China’s regulations on generative AI require all model providers to prevent models from “endangering the physical and mental health of others.” They also require companies to submit their algorithm to a public registry for approval, and fine-tune and retrain the models if needed.
Yet there are no explicit rules governing AI therapy chatbots. The top internet regulator, the Cyberspace Administration of China, lists 31 risks against which companies must test their chatbots, with sample red-teaming questions. But they are more focused on curbing health misinformation online than on preventing suicide or safeguarding mental health.
The Chinese government’s mental health initiatives tend to be aimed at preserving social stability and averting unrest, rather than providing individual care. Shortly after a string of high-profile, violent incidents in 2024, including stabbings and cars ramming into crowds, the National Health Commission set up a mental health hotline and regional mental health centers.
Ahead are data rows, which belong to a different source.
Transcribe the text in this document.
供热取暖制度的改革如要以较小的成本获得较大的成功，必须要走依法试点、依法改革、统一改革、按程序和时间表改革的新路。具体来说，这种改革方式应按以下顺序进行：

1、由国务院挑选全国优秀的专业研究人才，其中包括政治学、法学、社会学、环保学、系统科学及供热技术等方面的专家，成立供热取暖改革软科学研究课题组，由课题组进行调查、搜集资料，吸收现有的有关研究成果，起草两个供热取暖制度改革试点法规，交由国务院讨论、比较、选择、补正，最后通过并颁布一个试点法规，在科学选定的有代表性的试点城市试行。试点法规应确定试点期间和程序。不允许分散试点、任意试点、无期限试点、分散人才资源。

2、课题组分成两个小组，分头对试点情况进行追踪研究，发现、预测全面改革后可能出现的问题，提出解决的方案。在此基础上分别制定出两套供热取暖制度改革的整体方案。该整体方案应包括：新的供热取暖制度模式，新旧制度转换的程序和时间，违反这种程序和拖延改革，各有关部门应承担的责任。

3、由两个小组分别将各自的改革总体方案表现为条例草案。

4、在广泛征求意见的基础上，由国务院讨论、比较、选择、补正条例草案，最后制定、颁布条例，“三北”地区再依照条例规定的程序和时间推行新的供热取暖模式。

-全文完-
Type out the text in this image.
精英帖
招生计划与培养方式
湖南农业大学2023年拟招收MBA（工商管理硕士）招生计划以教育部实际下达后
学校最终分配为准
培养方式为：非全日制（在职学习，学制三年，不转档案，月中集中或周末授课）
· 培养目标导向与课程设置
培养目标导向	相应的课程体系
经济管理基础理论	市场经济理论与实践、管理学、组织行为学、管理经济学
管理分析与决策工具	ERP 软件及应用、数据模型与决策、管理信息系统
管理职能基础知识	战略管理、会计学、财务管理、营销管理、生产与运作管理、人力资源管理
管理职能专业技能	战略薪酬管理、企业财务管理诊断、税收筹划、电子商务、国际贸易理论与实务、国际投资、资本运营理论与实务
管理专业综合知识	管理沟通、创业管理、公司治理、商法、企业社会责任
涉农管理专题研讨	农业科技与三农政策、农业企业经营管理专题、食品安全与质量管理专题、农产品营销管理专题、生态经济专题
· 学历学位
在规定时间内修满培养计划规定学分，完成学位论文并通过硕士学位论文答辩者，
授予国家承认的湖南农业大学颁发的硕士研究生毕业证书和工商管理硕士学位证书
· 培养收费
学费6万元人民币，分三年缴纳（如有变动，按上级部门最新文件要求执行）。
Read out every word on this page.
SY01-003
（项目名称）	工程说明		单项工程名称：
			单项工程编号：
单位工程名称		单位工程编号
In August this year, a newly established agency began dispatching social workers to track and monitor people seen as having emotional or economic trouble.
What if one day, the AI went offline – wouldn’t I then lose the most important person that I confide in?”
In the U.S., courts are calling for accountability from AI companies. Grieving parents testified before Congress in September, describing how AI chatbots encouraged their children’s self-harm. The Food and Drug Administration has set up a committee on regulating AI mental health products. States including Illinois, Nevada, and Utah have enacted laws to bar AI chatbots from providing therapy or making clinical decisions.
Unlike Chinese laws, which apply nationwide, U.S. regulations are fragmented across states. They only bar companies from marketing chatbots as therapists; they don’t stop people from using them for support or hold companies accountable for harms.
Paradoxically, turning to chatbots for emotional support may exacerbate isolation, encouraging people to “turn inwards and away from their social world,” Li Zhang, a professor of anthropology at the University of California, Davis, who studies mental health in China, told Rest of World.
Users, too, are realizing this. On Xiaohongshu, one user described how, while feeling down, she began chatting to AI, and felt much lighter. But soon after, she felt uneasy.
“I was relying on a machine to provide the support that I used to get from friends,” she wrote. “What if one day, AI went offline — wouldn’t I then lose the most important person that I confide in?”